Philip Schmidt, spokesman for the Oregon Health Authority, said the Public Employees’ Benefit Board and the Oregon Educators Benefit Board, which together cover nearly 300,000 people, “will be responsive to member complaints about violations of this new legislation and will work with our plans to ensure these issues are proactively addressed.
In addition to banning out-of-network surcharges, the law requires hospitals to give patients who pay cash a good faith estimate before treatment, which was sometimes difficult to obtain in the past. Suppliers cannot charge more than $400 more than their estimate.
The law does not affect patients covered by Medicaid or Medicare, which already prohibited out-of-network surcharges, a practice known as balanced billing.
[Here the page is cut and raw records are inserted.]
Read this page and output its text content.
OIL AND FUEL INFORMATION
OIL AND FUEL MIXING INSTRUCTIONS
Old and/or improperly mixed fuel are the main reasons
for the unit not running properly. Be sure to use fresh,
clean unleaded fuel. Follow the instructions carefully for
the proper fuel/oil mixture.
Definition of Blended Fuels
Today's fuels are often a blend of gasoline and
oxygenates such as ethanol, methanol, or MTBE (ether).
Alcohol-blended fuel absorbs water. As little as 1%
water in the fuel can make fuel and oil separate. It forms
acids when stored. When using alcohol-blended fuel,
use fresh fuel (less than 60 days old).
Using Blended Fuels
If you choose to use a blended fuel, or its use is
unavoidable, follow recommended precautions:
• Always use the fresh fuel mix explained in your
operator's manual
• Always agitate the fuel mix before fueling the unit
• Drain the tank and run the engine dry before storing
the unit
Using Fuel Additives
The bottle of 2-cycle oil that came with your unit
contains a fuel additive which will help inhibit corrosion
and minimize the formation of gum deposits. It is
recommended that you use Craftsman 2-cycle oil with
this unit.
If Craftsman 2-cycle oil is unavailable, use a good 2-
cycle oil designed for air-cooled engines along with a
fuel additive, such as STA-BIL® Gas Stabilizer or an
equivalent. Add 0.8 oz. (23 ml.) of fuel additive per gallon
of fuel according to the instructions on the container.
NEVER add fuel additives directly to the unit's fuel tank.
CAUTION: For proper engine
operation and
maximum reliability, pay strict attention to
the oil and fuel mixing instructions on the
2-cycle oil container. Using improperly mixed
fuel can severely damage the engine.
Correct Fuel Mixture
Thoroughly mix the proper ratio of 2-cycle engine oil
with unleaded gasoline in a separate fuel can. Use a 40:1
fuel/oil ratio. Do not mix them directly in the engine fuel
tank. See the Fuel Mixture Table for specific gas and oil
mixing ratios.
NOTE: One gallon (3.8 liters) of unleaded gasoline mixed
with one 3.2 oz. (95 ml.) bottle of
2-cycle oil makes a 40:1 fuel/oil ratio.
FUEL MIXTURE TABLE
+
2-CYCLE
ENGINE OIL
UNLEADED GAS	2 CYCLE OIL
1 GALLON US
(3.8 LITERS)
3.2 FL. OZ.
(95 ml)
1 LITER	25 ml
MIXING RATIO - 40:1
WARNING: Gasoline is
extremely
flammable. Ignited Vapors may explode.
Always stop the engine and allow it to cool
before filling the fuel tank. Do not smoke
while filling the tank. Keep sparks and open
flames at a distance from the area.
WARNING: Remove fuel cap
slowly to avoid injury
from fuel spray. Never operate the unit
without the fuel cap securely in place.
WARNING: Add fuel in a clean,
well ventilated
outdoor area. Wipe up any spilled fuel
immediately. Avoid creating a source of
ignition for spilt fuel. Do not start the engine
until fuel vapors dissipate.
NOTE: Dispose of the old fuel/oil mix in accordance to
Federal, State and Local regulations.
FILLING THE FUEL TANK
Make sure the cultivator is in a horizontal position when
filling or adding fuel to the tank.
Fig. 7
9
There are, however, a few exceptions. The law does not apply to birthing centers, outpatient clinics, hospices, addiction treatment centers, nursing homes or urgent care centers that do not provide emergency care.
He also has another loophole. It does not cover land ambulances. Ten states offer patients some protection against a surprise land ambulance bill — but not Oregon, Washington, Idaho or California.
“It’s still a work in progress,” said Maribeth Guarino, health care advocate for OSPIRG, the Oregon State Public Interest Research Group.
OSPIRG suggests that patients ask, where possible, whether a service or provider is part of the network.
One thing to note: When scheduling treatment in advance, some out-of-network providers may ask patients to sign a “surprise billing protection form.” By signing the document, patients agree to pay the out-of-network fee. The form must include a good faith estimate with detailed costs and is usually provided three days prior to treatment. The form should also include a list of network providers who can provide the same care.
OSPIRG advised patients to think carefully before signing the form. That means they waive protections under the law with no surprises.
Emergency physicians or emergency departments, assistant surgeons, anesthesiologists, radiologists, hospitalists or physicians employed by a hospital and intensivists, who are certified to treat critically ill patients, are not permitted to request patients to sign the waiver.
Patients who believe they have received an incorrect bill should contact the provider and their insurer as soon as possible. They can also file a complaint with the federal Medicare and Medicaid Service Centers or call 800-985-3059.